Authored by tpr on Jun 11 2019, 1:10 PM.

Details

Summary

Since the changes to introduce vec3 and vec5, INSERT_VECTOR for these
sizes has been marked "expand", which made LegalizeDAG lower it to loads
and stores via a stack slot. The code got optimized a bit later, but the
now-unused stack slot was never deleted.

This commit avoids that problem by custom lowering INSERT_SUBVECTOR into
an EXTRACT_VECTOR_ELT and INSERT_VECTOR_ELT for each element in the
subvector to insert.

Change-Id: I9e3c13e36f68cfa3431bb9814851cc1f673274e1

Diff Detail

Event Timeline

tpr created this revision.Jun 11 2019, 1:10 PM
Herald added a project: Restricted Project. · View Herald TranscriptJun 11 2019, 1:10 PM
arsenm added inline comments.Jun 11 2019, 1:15 PM
lib/Target/AMDGPU/SIISelLowering.cpp
348

Should this handle MVT::Other and get all the types? What happens with v6i32 or v4i16?

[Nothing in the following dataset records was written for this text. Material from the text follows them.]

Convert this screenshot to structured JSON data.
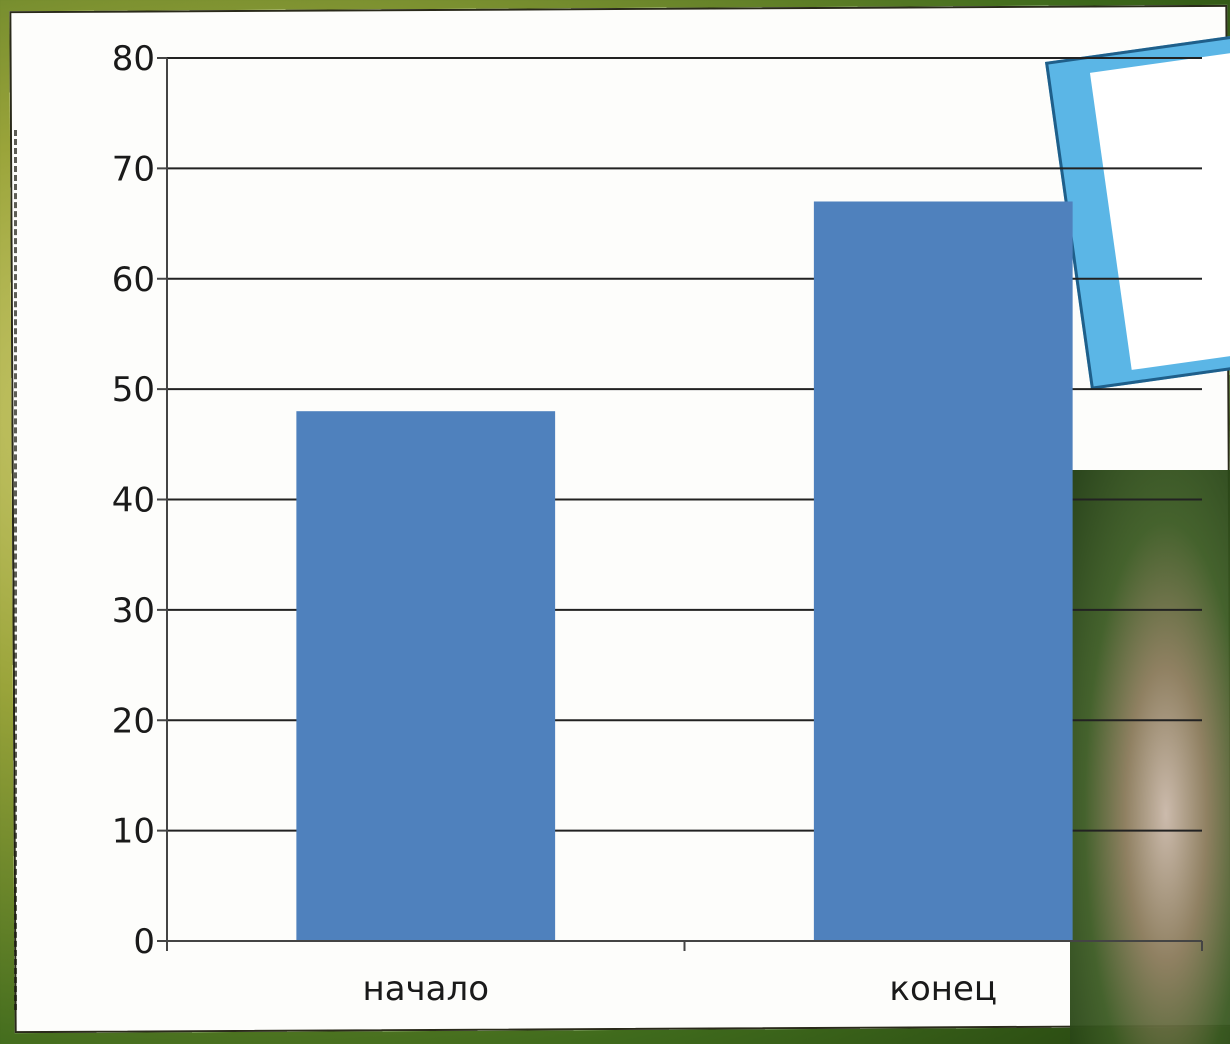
{
  "chart_data": {
    "type": "bar",
    "categories": [
      "начало",
      "конец"
    ],
    "values": [
      48,
      67
    ],
    "ylim": [
      0,
      80
    ],
    "yticks": [
      "0",
      "10",
      "20",
      "30",
      "40",
      "50",
      "60",
      "70",
      "80"
    ],
    "grid": true,
    "bar_color": "#4f81bd",
    "title": "",
    "xlabel": "",
    "ylabel": ""
  }
}
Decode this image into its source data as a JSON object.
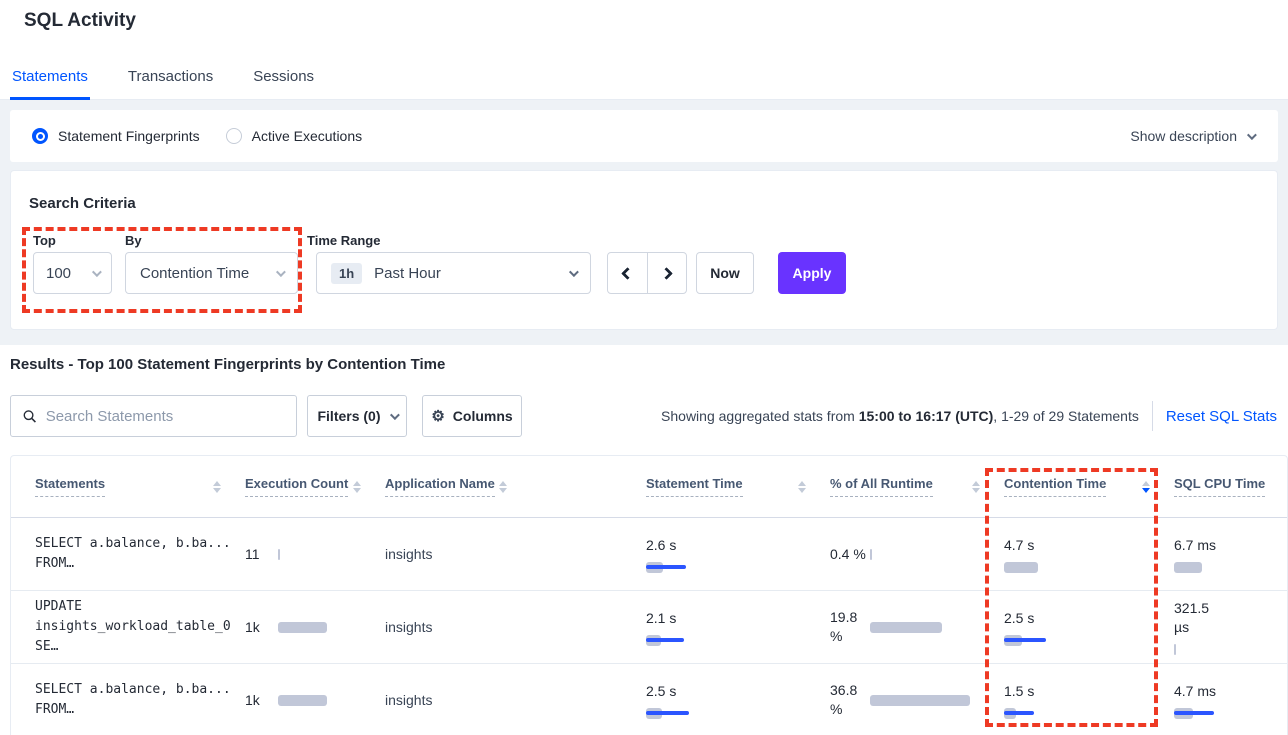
{
  "page_title": "SQL Activity",
  "tabs": {
    "items": [
      {
        "label": "Statements",
        "active": true
      },
      {
        "label": "Transactions",
        "active": false
      },
      {
        "label": "Sessions",
        "active": false
      }
    ]
  },
  "view_mode": {
    "statement_fingerprints_label": "Statement Fingerprints",
    "active_executions_label": "Active Executions",
    "show_description_label": "Show description"
  },
  "search_criteria": {
    "heading": "Search Criteria",
    "top_label": "Top",
    "top_value": "100",
    "by_label": "By",
    "by_value": "Contention Time",
    "time_range_label": "Time Range",
    "time_range_badge": "1h",
    "time_range_value": "Past Hour",
    "now_label": "Now",
    "apply_label": "Apply"
  },
  "results": {
    "heading": "Results - Top 100 Statement Fingerprints by Contention Time",
    "search_placeholder": "Search Statements",
    "filters_label": "Filters (0)",
    "columns_label": "Columns",
    "stats_prefix": "Showing aggregated stats from ",
    "stats_range": "15:00 to 16:17 (UTC)",
    "stats_suffix": ", 1-29 of 29 Statements",
    "reset_label": "Reset SQL Stats"
  },
  "icons": {
    "gear": "⚙"
  },
  "colors": {
    "accent_blue": "#0055ff",
    "apply_purple": "#6933ff",
    "annotation_red": "#ee3a24",
    "bar_gray": "#c1c7d8",
    "bar_blue": "#2b55ff"
  },
  "table": {
    "columns": [
      {
        "label": "Statements",
        "sorted": "none"
      },
      {
        "label": "Execution Count",
        "sorted": "none"
      },
      {
        "label": "Application Name",
        "sorted": "none"
      },
      {
        "label": "Statement Time",
        "sorted": "none"
      },
      {
        "label": "% of All Runtime",
        "sorted": "none"
      },
      {
        "label": "Contention Time",
        "sorted": "desc"
      },
      {
        "label": "SQL CPU Time",
        "sorted": "none"
      }
    ],
    "rows": [
      {
        "statement": [
          "SELECT a.balance, b.ba...",
          "FROM…"
        ],
        "execution_count": {
          "value": "11",
          "bar": 2,
          "line": 0
        },
        "application_name": "insights",
        "statement_time": {
          "value": "2.6 s",
          "bar": 17,
          "line": 40
        },
        "pct_of_all_runtime": {
          "value": "0.4 %",
          "bar": 2,
          "line": 0
        },
        "contention_time": {
          "value": "4.7 s",
          "bar": 34,
          "line": 0
        },
        "sql_cpu_time": {
          "value": "6.7 ms",
          "bar": 28,
          "line": 0
        }
      },
      {
        "statement": [
          "UPDATE",
          "insights_workload_table_0 SE…"
        ],
        "execution_count": {
          "value": "1k",
          "bar": 49,
          "line": 0
        },
        "application_name": "insights",
        "statement_time": {
          "value": "2.1 s",
          "bar": 15,
          "line": 38
        },
        "pct_of_all_runtime": {
          "value": "19.8 %",
          "bar": 72,
          "line": 0
        },
        "contention_time": {
          "value": "2.5 s",
          "bar": 18,
          "line": 42
        },
        "sql_cpu_time": {
          "value": "321.5 µs",
          "bar": 2,
          "line": 0
        }
      },
      {
        "statement": [
          "SELECT a.balance, b.ba...",
          "FROM…"
        ],
        "execution_count": {
          "value": "1k",
          "bar": 49,
          "line": 0
        },
        "application_name": "insights",
        "statement_time": {
          "value": "2.5 s",
          "bar": 16,
          "line": 43
        },
        "pct_of_all_runtime": {
          "value": "36.8 %",
          "bar": 100,
          "line": 0
        },
        "contention_time": {
          "value": "1.5 s",
          "bar": 12,
          "line": 30
        },
        "sql_cpu_time": {
          "value": "4.7 ms",
          "bar": 19,
          "line": 40
        }
      }
    ]
  }
}
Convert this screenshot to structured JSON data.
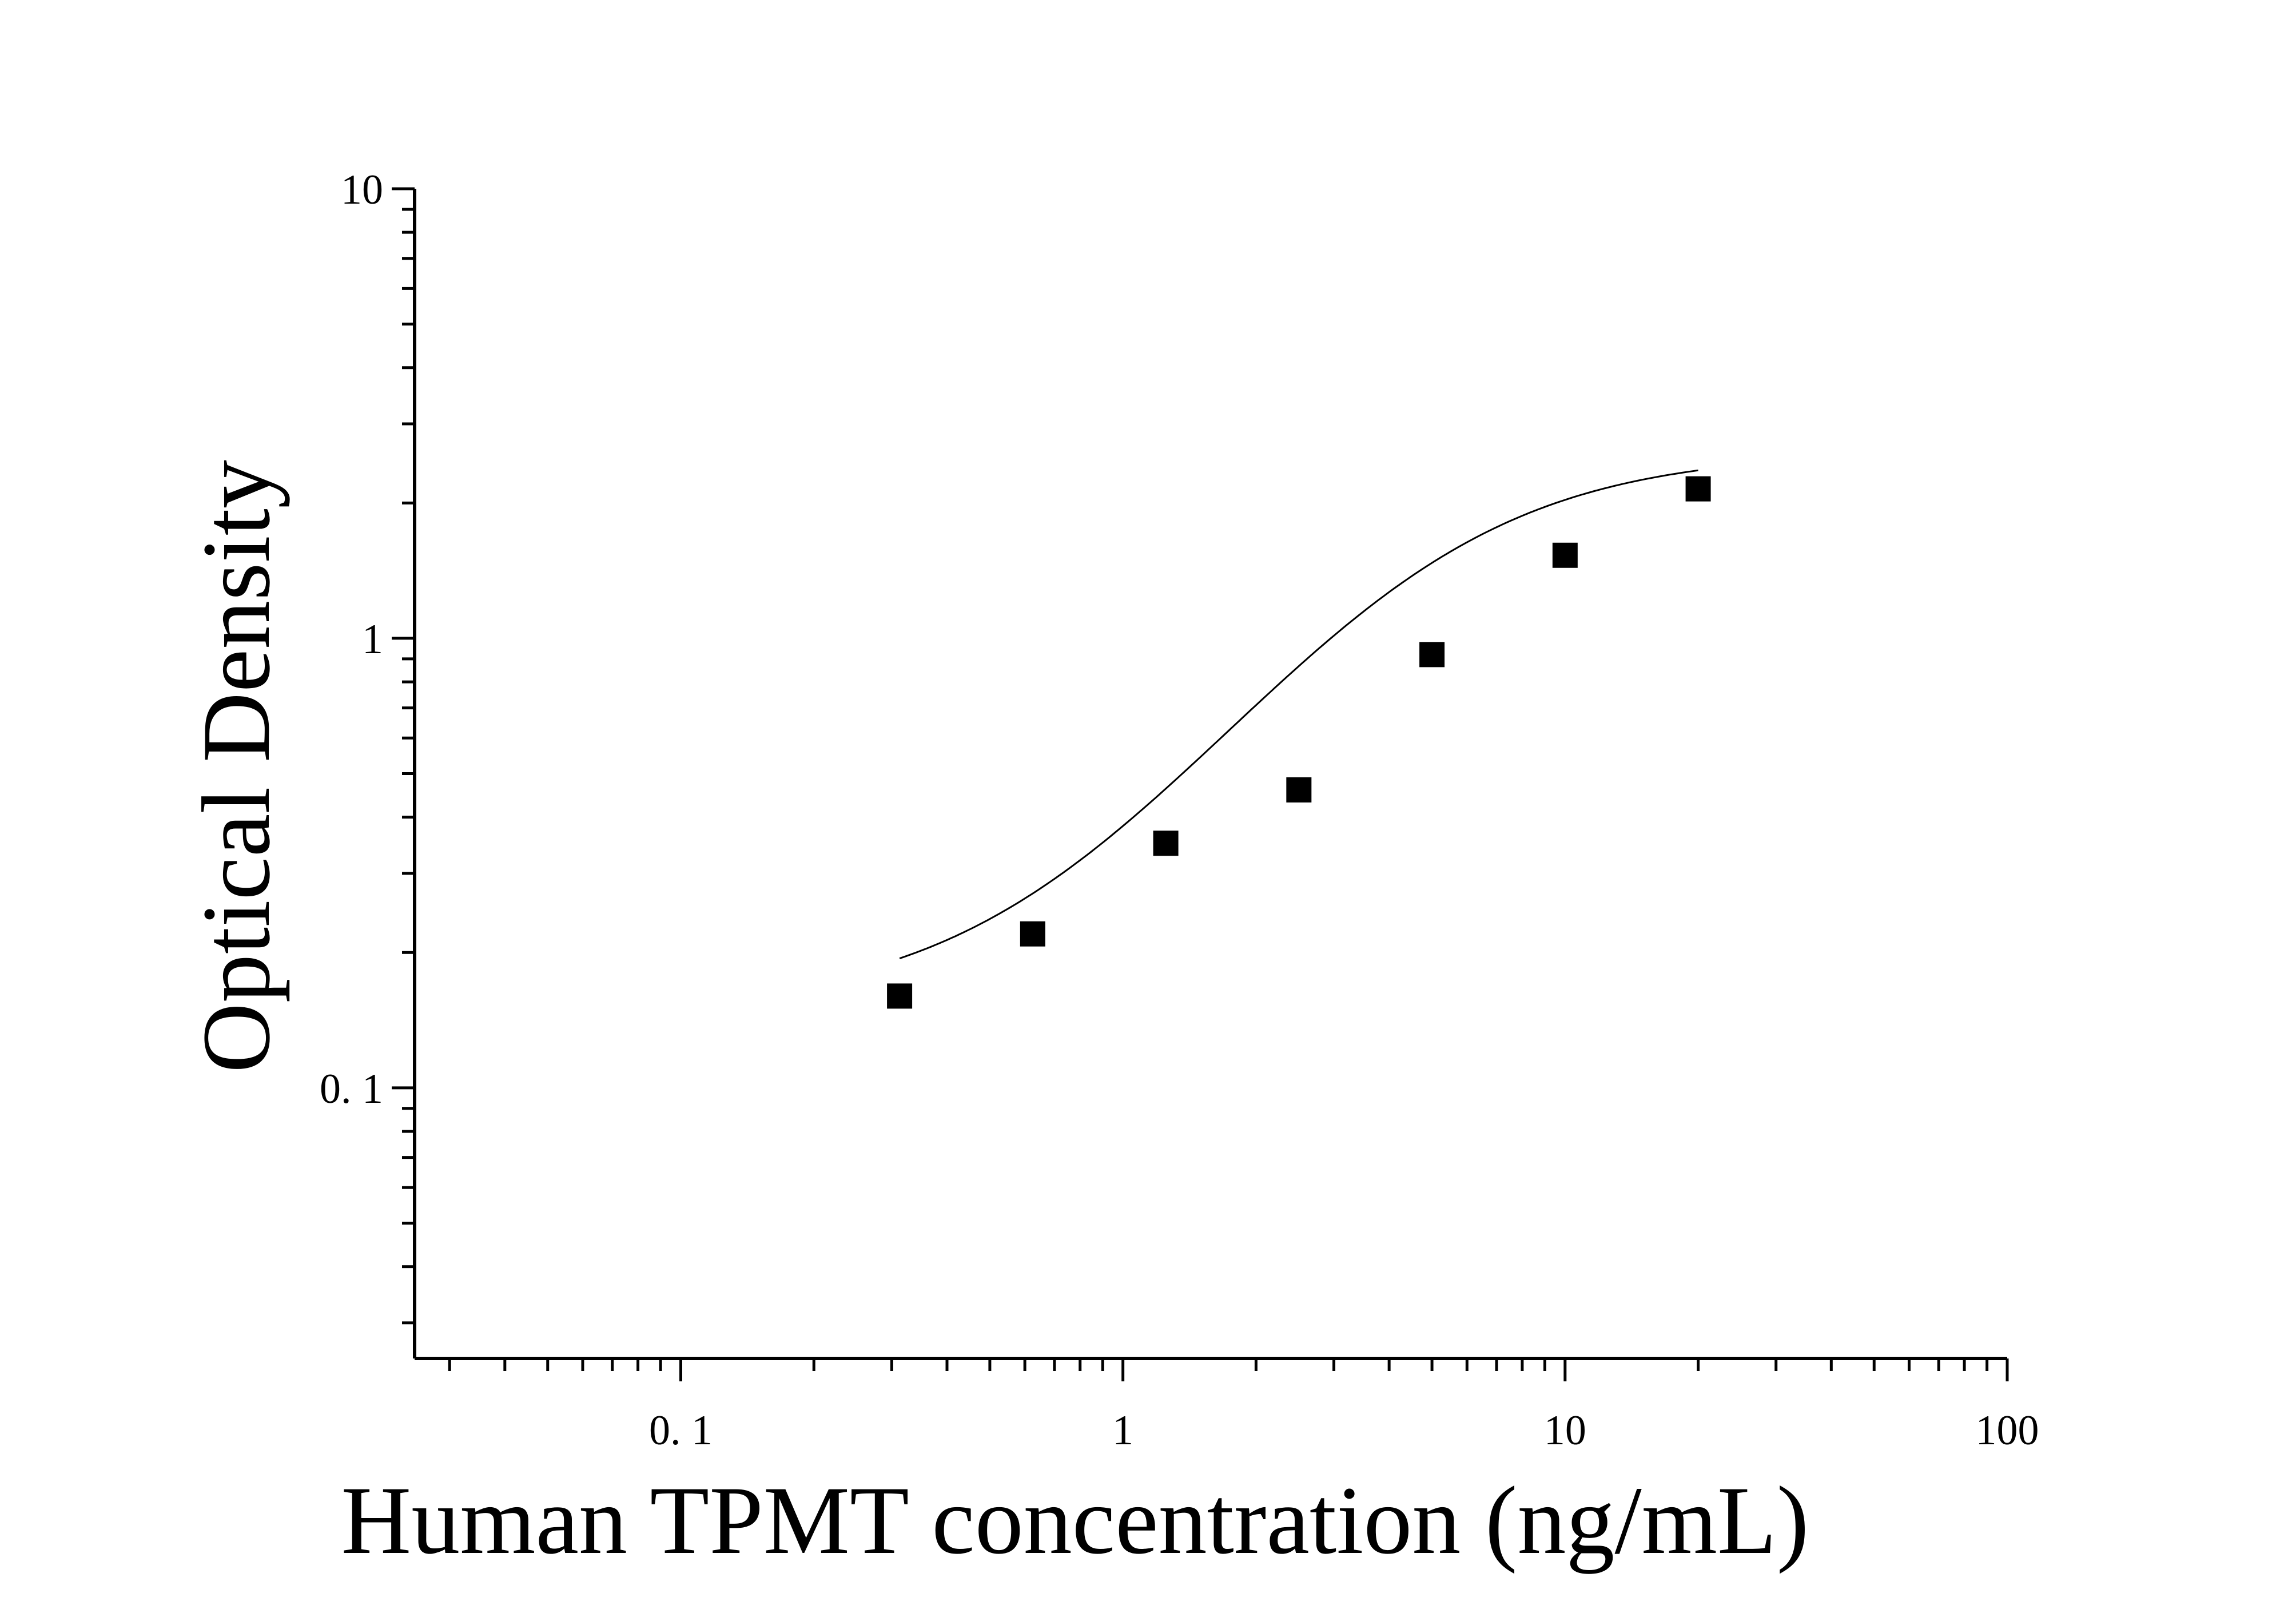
{
  "chart_data": {
    "type": "scatter",
    "xlabel": "Human TPMT concentration (ng/mL)",
    "ylabel": "Optical Density",
    "x_scale": "log",
    "y_scale": "log",
    "xlim": [
      0.025,
      100
    ],
    "ylim": [
      0.025,
      10
    ],
    "x_tick_labels": [
      "0. 1",
      "1",
      "10",
      "100"
    ],
    "y_tick_labels": [
      "0. 1",
      "1",
      "10"
    ],
    "series": [
      {
        "x": [
          0.3125,
          0.625,
          1.25,
          2.5,
          5,
          10,
          20
        ],
        "y": [
          0.16,
          0.22,
          0.35,
          0.46,
          0.92,
          1.53,
          2.15
        ]
      }
    ],
    "fit": {
      "model": "4PL",
      "x_range": [
        0.3125,
        20
      ],
      "A": 0.15,
      "D": 2.6,
      "C": 4.5,
      "B": 1.5
    },
    "grid": false,
    "marker": "square"
  }
}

test/CodeGen/AMDGPU/insert-subvector-unused-scratch.ll
6

Should check more, even if generated

12

No case for 5 x?

tpr updated this revision to Diff 204248.Jun 12 2019, 3:29 AM

V2: Addressed review comments re test.

tpr marked 3 inline comments as done.Jun 12 2019, 3:31 AM
tpr added inline comments.
lib/Target/AMDGPU/SIISelLowering.cpp
348

I would prefer not to in this commit. Here I am just trying to undo the damage done by my vec3 and vec5 changes, which (a) added those setOperationActions with Expand, and (b) implemented some joining involving the new vec3/vec5 types in terms of INSERT_SUBVECTOR.

arsenm accepted this revision.Jun 18 2019, 4:35 PM

LGTMT

This revision is now accepted and ready to land.Jun 18 2019, 4:35 PM
This revision was automatically updated to reflect the committed changes.